Ada bit her lip. Nothing to do but wait. And oh, how she hated waiting.
The signals came back, eventually.
The camera drone had survived, and in its feed, defense drones fell burning from the sky. Pillars of ash spread from where railguns and missiles had blasted the station's air defenses to dust. The black wings of Cinquain's armor in approach configuration showed briefly against the steel and glass of the station itself, and then, nothing.
She put the drone into signal relay mode and switched to Cinquain's armor's camera just as Cinquain smashed through the station's walls. The video feed was chaotic, patchy, contrast blown by weapon flash. Most, not all, from Cinq's own weapon.
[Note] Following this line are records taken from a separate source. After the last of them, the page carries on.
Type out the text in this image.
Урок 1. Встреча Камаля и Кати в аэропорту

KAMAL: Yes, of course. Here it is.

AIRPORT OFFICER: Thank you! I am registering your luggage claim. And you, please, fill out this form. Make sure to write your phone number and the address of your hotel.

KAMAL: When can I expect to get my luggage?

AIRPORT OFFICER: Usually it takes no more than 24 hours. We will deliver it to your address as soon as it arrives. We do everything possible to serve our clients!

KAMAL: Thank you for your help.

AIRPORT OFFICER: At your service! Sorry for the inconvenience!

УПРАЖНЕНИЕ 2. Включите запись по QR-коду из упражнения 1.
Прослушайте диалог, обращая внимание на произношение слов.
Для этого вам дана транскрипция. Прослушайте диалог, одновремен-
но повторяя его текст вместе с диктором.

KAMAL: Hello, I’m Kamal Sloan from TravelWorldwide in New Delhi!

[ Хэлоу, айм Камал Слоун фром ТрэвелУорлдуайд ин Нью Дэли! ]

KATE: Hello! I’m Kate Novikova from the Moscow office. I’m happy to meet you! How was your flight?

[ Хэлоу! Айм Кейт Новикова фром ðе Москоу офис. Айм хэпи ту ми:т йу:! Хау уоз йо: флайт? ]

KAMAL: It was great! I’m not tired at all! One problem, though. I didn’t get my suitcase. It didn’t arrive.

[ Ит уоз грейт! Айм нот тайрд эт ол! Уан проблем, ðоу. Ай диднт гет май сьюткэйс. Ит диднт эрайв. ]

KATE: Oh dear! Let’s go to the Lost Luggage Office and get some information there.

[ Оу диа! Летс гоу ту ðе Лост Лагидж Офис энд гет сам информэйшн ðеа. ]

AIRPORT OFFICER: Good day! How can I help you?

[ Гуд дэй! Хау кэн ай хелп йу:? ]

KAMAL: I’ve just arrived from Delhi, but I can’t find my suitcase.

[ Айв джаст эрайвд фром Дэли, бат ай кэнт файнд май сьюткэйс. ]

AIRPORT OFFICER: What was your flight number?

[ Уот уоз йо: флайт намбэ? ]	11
It was over quickly. She watched every second, room by room, unflinching, reminding herself what this all cost in the end, what was gained, what was lost.
"—day— … —ender—"
"Say again, Cinq."
"I said, that's something you don't see every day, boss. Finally got one of the bastards to surrender."
The armor's camera showed a room full of metal shelves, and a young woman, wearing the usual black and gold but cringing, arms crossed in front of her face as if to ward off Cinquain's cannon.
That didn't happen. Their indoctrination ran deeper than she'd ever been able to figure out a way around — at least, in the field. "You're kidding."
"Nah. Somebody's lucky day, I guess."
"Is the station secure?"
"Other'n this chick, yeah. Everything matched up with our blueprints and personnel records."
"Good. Hold for pickup. I'm bringing the ship in."
"Urgh." She could hear the grimace in her pilot's voice. "Be careful, will ya?"
Despite the chain of command being obvious, short, and to push the metaphor, tightly wrapped around a certain pilot's neck, Cinquain still considered the Shadowsea hers.
Pilots.
"Funny of you to tell me that."
"I'm the one who has to fix the paint job. And last time, two layers of armor underneath—"
Ada spoke a phrase into the mic.
In a voice entirely drained of its irritation, as well as its accent, Cinquain replied: "I hear and obey, Miss."
"Good girl," Ada purred. "Continue to hold. I'll be there shortly."
She reached up to pull the flight controls into position.